Demek insan bu âleme ilim ve dua vasıtasıyla tekemmül etmek için gelmiştir.
Mahiyet ve istidad itibariyle herşey ilme bağlıdır.
Ve bütün ulûm-u hakikiyenin esası ve madeni ve nuru ve ruhu; marifetullahtır ve onun üssü'l-esası da iman-ı billahtır.
Hem insan, nihayetsiz acziyle nihayetsiz beliyyata maruz ve hadsiz a'danın hücumuna mübtela ve nihayetsiz fakrıyla beraber nihayetsiz hâcata giriftar ve nihayetsiz metalibe muhtaç olduğundan, vazife-i asliye-i fıtriyesi, imandan sonra "dua"dır.
Dua ise, esas-ı ubudiyettir.
Nasıl bir çocuk, eli yetişmediği bir meramını, bir arzusunu elde etmek için, ya ağlar, ya ister.
Yani ya fiilî, ya kavlî lisan-ı acziyle bir dua eder.
Maksuduna muvaffak olur.
Öyle de: İnsan bütün zîhayat âlemi içinde nazik, nâzenin, nazdar bir çocuk hükmündedir.

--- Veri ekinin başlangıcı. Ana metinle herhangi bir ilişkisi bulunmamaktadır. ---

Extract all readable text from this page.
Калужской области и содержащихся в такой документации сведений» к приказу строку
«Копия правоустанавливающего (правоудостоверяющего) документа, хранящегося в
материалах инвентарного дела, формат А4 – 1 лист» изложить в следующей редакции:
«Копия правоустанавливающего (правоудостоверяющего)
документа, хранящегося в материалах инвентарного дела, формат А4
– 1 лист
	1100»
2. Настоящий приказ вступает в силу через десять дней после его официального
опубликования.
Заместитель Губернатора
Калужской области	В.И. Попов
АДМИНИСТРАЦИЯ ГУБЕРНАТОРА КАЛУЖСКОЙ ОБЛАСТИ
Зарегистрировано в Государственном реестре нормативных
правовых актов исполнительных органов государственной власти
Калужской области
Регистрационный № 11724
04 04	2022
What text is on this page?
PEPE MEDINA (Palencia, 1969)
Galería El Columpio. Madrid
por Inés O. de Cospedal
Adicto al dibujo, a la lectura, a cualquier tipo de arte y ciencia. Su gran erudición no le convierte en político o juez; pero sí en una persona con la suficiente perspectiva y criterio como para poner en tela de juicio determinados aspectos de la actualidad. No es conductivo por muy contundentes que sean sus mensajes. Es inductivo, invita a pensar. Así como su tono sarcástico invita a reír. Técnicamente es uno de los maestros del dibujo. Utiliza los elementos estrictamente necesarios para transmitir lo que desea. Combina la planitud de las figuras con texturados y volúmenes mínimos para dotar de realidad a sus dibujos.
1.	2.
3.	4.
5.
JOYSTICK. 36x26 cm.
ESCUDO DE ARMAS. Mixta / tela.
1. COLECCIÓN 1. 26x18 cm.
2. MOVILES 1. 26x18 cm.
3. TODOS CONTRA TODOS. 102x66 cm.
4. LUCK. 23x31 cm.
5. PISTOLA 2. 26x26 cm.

Rahmanürrahîm'in dergâhında; ya zaaf ve acziyle ağlamak veya fakr ve ihtiyacıyla dua etmek gerektir.
Tâ ki, makasıdı ona musahhar olsun veya teshirin şükrünü eda etsin.
Yoksa bir sinekten vaveylâ eden ahmak ve haylaz bir çocuk gibi; ben kuvvetimle bu kabil-i teshir olmayan ve bin derece ondan kuvvetli olan acib şeyleri teshir ediyorum ve fikir ve tedbirimle kendime itaat ettiriyorum deyip küfran-ı nimete sapmak, insaniyetin fıtrat-ı asliyesine zıd olduğu gibi, şiddetli bir azaba kendini müstehak eder.